There is a complete lack of transparency and literacy around money in publishing that I find difficult to deal with. I’ve been lucky enough to work on staff at both print and digital companies, but when I was freelancing I had no idea about anything to do with rates, invoicing and was so desperate to please that I would never have dared to demand payment for something, even months after it was due. That’s partly an age thing and I do think you get better at that as you get older, but I think you would get better at it quicker if people talked about it more openly. It’s only recently that I’ve seen writers on social media discussing openly their difficulties with navigating payment as a freelancer, all things that I experienced when I was freelancing and thought I was the only one.
What is the best advice you’ve been given, or wish you had been told sooner?

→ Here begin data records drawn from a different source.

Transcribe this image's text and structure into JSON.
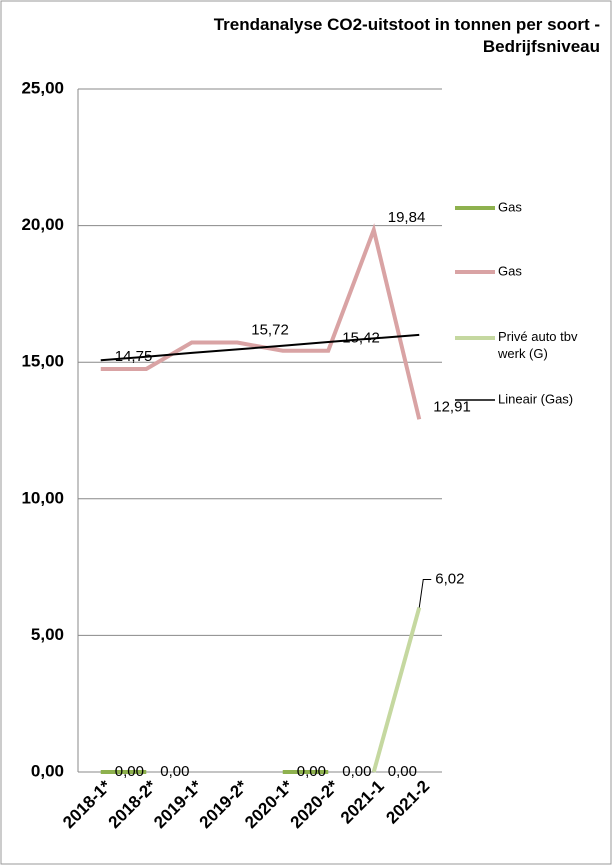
{
  "chart_data": {
    "type": "line",
    "title": "Trendanalyse CO2-uitstoot in tonnen per soort - Bedrijfsniveau",
    "categories": [
      "2018-1*",
      "2018-2*",
      "2019-1*",
      "2019-2*",
      "2020-1*",
      "2020-2*",
      "2021-1",
      "2021-2"
    ],
    "series": [
      {
        "name": "Gas",
        "color": "#8eb14e",
        "values": [
          0,
          0,
          null,
          null,
          0,
          0,
          null,
          null
        ],
        "value_labels": [
          "0,00",
          "0,00",
          null,
          null,
          "0,00",
          "0,00",
          null,
          null
        ]
      },
      {
        "name": "Gas",
        "color": "#d9a3a4",
        "values": [
          14.75,
          14.75,
          15.72,
          15.72,
          15.42,
          15.42,
          19.84,
          12.91
        ],
        "value_labels": [
          "14,75",
          null,
          null,
          "15,72",
          null,
          "15,42",
          "19,84",
          "12,91"
        ]
      },
      {
        "name": "Privé auto tbv werk (G)",
        "color": "#c5d8a0",
        "values": [
          null,
          null,
          null,
          null,
          null,
          null,
          0,
          6.02
        ],
        "value_labels": [
          null,
          null,
          null,
          null,
          null,
          null,
          "0,00",
          "6,02"
        ]
      },
      {
        "name": "Lineair (Gas)",
        "color": "#000000",
        "values": [
          15.07,
          15.2,
          15.34,
          15.47,
          15.6,
          15.74,
          15.87,
          16.0
        ]
      }
    ],
    "ylim": [
      0,
      25
    ],
    "yticks": [
      {
        "value": 0,
        "label": "0,00"
      },
      {
        "value": 5,
        "label": "5,00"
      },
      {
        "value": 10,
        "label": "10,00"
      },
      {
        "value": 15,
        "label": "15,00"
      },
      {
        "value": 20,
        "label": "20,00"
      },
      {
        "value": 25,
        "label": "25,00"
      }
    ],
    "grid": true,
    "legend": "right"
  }
}
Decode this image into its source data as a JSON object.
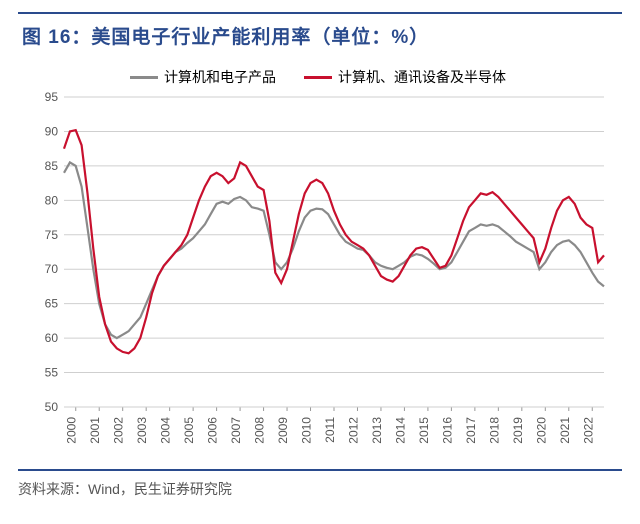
{
  "title": "图 16：美国电子行业产能利用率（单位：%）",
  "source": "资料来源：Wind，民生证券研究院",
  "chart": {
    "type": "line",
    "background_color": "#ffffff",
    "grid_color": "#cfcfcf",
    "title_color": "#2a4b8d",
    "title_fontsize": 19,
    "axis_fontsize": 12,
    "ylim": [
      50,
      95
    ],
    "ytick_step": 5,
    "yticks": [
      50,
      55,
      60,
      65,
      70,
      75,
      80,
      85,
      90,
      95
    ],
    "xlim": [
      2000,
      2023
    ],
    "xticks": [
      2000,
      2001,
      2002,
      2003,
      2004,
      2005,
      2006,
      2007,
      2008,
      2009,
      2010,
      2011,
      2012,
      2013,
      2014,
      2015,
      2016,
      2017,
      2018,
      2019,
      2020,
      2021,
      2022
    ],
    "xtick_rotation": -90,
    "legend": {
      "position": "top-center",
      "items": [
        {
          "label": "计算机和电子产品",
          "color": "#8a8a8a"
        },
        {
          "label": "计算机、通讯设备及半导体",
          "color": "#c8102e"
        }
      ]
    },
    "series": [
      {
        "name": "计算机和电子产品",
        "color": "#8a8a8a",
        "line_width": 2.2,
        "x": [
          2000.0,
          2000.25,
          2000.5,
          2000.75,
          2001.0,
          2001.25,
          2001.5,
          2001.75,
          2002.0,
          2002.25,
          2002.5,
          2002.75,
          2003.0,
          2003.25,
          2003.5,
          2003.75,
          2004.0,
          2004.25,
          2004.5,
          2004.75,
          2005.0,
          2005.25,
          2005.5,
          2005.75,
          2006.0,
          2006.25,
          2006.5,
          2006.75,
          2007.0,
          2007.25,
          2007.5,
          2007.75,
          2008.0,
          2008.25,
          2008.5,
          2008.75,
          2009.0,
          2009.25,
          2009.5,
          2009.75,
          2010.0,
          2010.25,
          2010.5,
          2010.75,
          2011.0,
          2011.25,
          2011.5,
          2011.75,
          2012.0,
          2012.25,
          2012.5,
          2012.75,
          2013.0,
          2013.25,
          2013.5,
          2013.75,
          2014.0,
          2014.25,
          2014.5,
          2014.75,
          2015.0,
          2015.25,
          2015.5,
          2015.75,
          2016.0,
          2016.25,
          2016.5,
          2016.75,
          2017.0,
          2017.25,
          2017.5,
          2017.75,
          2018.0,
          2018.25,
          2018.5,
          2018.75,
          2019.0,
          2019.25,
          2019.5,
          2019.75,
          2020.0,
          2020.25,
          2020.5,
          2020.75,
          2021.0,
          2021.25,
          2021.5,
          2021.75,
          2022.0,
          2022.25,
          2022.5,
          2022.75,
          2023.0
        ],
        "y": [
          84.0,
          85.5,
          85.0,
          82.0,
          76.0,
          70.0,
          65.0,
          62.0,
          60.5,
          60.0,
          60.5,
          61.0,
          62.0,
          63.0,
          65.0,
          67.0,
          69.0,
          70.5,
          71.5,
          72.5,
          73.0,
          73.8,
          74.5,
          75.5,
          76.5,
          78.0,
          79.5,
          79.8,
          79.5,
          80.2,
          80.5,
          80.0,
          79.0,
          78.8,
          78.5,
          75.0,
          71.0,
          70.0,
          71.0,
          73.0,
          75.5,
          77.5,
          78.5,
          78.8,
          78.7,
          78.0,
          76.5,
          75.0,
          74.0,
          73.5,
          73.0,
          72.8,
          72.0,
          71.0,
          70.5,
          70.2,
          70.0,
          70.5,
          71.0,
          71.8,
          72.2,
          72.0,
          71.5,
          70.8,
          70.0,
          70.2,
          71.0,
          72.5,
          74.0,
          75.5,
          76.0,
          76.5,
          76.3,
          76.5,
          76.2,
          75.5,
          74.8,
          74.0,
          73.5,
          73.0,
          72.5,
          70.0,
          71.0,
          72.5,
          73.5,
          74.0,
          74.2,
          73.5,
          72.5,
          71.0,
          69.5,
          68.2,
          67.5
        ]
      },
      {
        "name": "计算机、通讯设备及半导体",
        "color": "#c8102e",
        "line_width": 2.2,
        "x": [
          2000.0,
          2000.25,
          2000.5,
          2000.75,
          2001.0,
          2001.25,
          2001.5,
          2001.75,
          2002.0,
          2002.25,
          2002.5,
          2002.75,
          2003.0,
          2003.25,
          2003.5,
          2003.75,
          2004.0,
          2004.25,
          2004.5,
          2004.75,
          2005.0,
          2005.25,
          2005.5,
          2005.75,
          2006.0,
          2006.25,
          2006.5,
          2006.75,
          2007.0,
          2007.25,
          2007.5,
          2007.75,
          2008.0,
          2008.25,
          2008.5,
          2008.75,
          2009.0,
          2009.25,
          2009.5,
          2009.75,
          2010.0,
          2010.25,
          2010.5,
          2010.75,
          2011.0,
          2011.25,
          2011.5,
          2011.75,
          2012.0,
          2012.25,
          2012.5,
          2012.75,
          2013.0,
          2013.25,
          2013.5,
          2013.75,
          2014.0,
          2014.25,
          2014.5,
          2014.75,
          2015.0,
          2015.25,
          2015.5,
          2015.75,
          2016.0,
          2016.25,
          2016.5,
          2016.75,
          2017.0,
          2017.25,
          2017.5,
          2017.75,
          2018.0,
          2018.25,
          2018.5,
          2018.75,
          2019.0,
          2019.25,
          2019.5,
          2019.75,
          2020.0,
          2020.25,
          2020.5,
          2020.75,
          2021.0,
          2021.25,
          2021.5,
          2021.75,
          2022.0,
          2022.25,
          2022.5,
          2022.75,
          2023.0
        ],
        "y": [
          87.5,
          90.0,
          90.2,
          88.0,
          81.0,
          73.0,
          66.0,
          62.0,
          59.5,
          58.5,
          58.0,
          57.8,
          58.5,
          60.0,
          63.0,
          66.5,
          69.0,
          70.5,
          71.5,
          72.5,
          73.5,
          75.0,
          77.5,
          80.0,
          82.0,
          83.5,
          84.0,
          83.5,
          82.5,
          83.2,
          85.5,
          85.0,
          83.5,
          82.0,
          81.5,
          77.0,
          69.5,
          68.0,
          70.0,
          74.0,
          78.0,
          81.0,
          82.5,
          83.0,
          82.5,
          81.0,
          78.5,
          76.5,
          75.0,
          74.0,
          73.5,
          73.0,
          72.0,
          70.5,
          69.0,
          68.5,
          68.2,
          69.0,
          70.5,
          72.0,
          73.0,
          73.2,
          72.8,
          71.5,
          70.2,
          70.5,
          72.0,
          74.5,
          77.0,
          79.0,
          80.0,
          81.0,
          80.8,
          81.2,
          80.5,
          79.5,
          78.5,
          77.5,
          76.5,
          75.5,
          74.5,
          71.0,
          73.0,
          76.0,
          78.5,
          80.0,
          80.5,
          79.5,
          77.5,
          76.5,
          76.0,
          71.0,
          72.0
        ]
      }
    ]
  }
}
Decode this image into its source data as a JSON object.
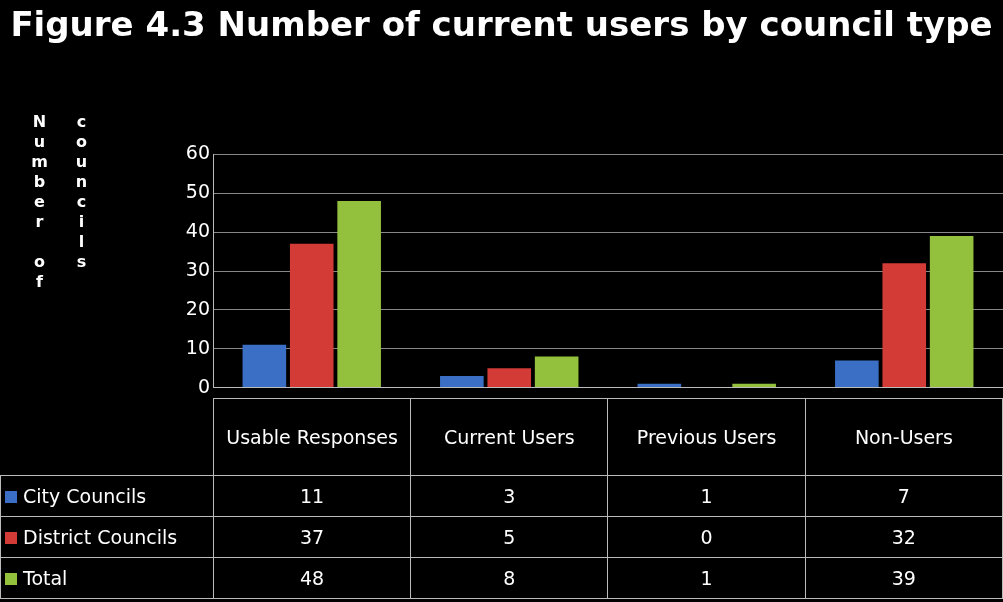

Your value is you. I’m guilty like any creative person of feeling real envy when I see other people’s success in my own field and when I was younger I definitely compared myself to other people a lot. Doing that means that you can lose your own voice, which is the most compelling and important thing about you. So stop comparing yourself to other people and revel in everyone’s success.
What’s something surprising about you, that we might not know?
Oh this question is hard! I always ask people this but it’s such a tough one to answer… Maybe… I listen to a lot of Desert Island Discs in the bath, which basically makes me a 70 year old woman minus the gardening obsession. But if you follow me on Twitter you’d probably know that already.
What places are important to you?
Cobble Hill in Brooklyn, where I spent some formative months as a teenager, is a very important place to me. Sydney’s Paddington is home, through and through. I feel an affinity to London that lots of girls who read a lot of British literature feel, that sense of knowing the city’s geography and feeling comfortable on its streets. I’d love to live there one day.
Do you have a supportive female network in your field? Was it always this way?
I don’t have any friends from school or university who are in my industry, and when I started working in publishing the friends I made were from different departments of the magazine world. But there is a rich and diverse online community that spans the globe that I am so lucky to feel tapped into: Women who support each other and are going through the same things that you are going through, albeit occasionally on the other side of the world. Twitter can be a teeming cesspool of the worst of humanity but it is also full of smart, engaging women doing incredible work in the writing field and engaging with them through social media is a real joy.
What do you want to be asked about that no one ever asks you?
I rarely ever get asked anything because I’m usually the one doing the interviewing. Being on the receiving end is nice for a change but I definitely prefer asking the questions than answering them.
How can we find our more about your work?
@hannahroserose on Twitter and Instagram
Who would you most like to answer these questions next?
I would love to hear from Pandora Sykes and Dolly Alderton from The High Low Show podcast.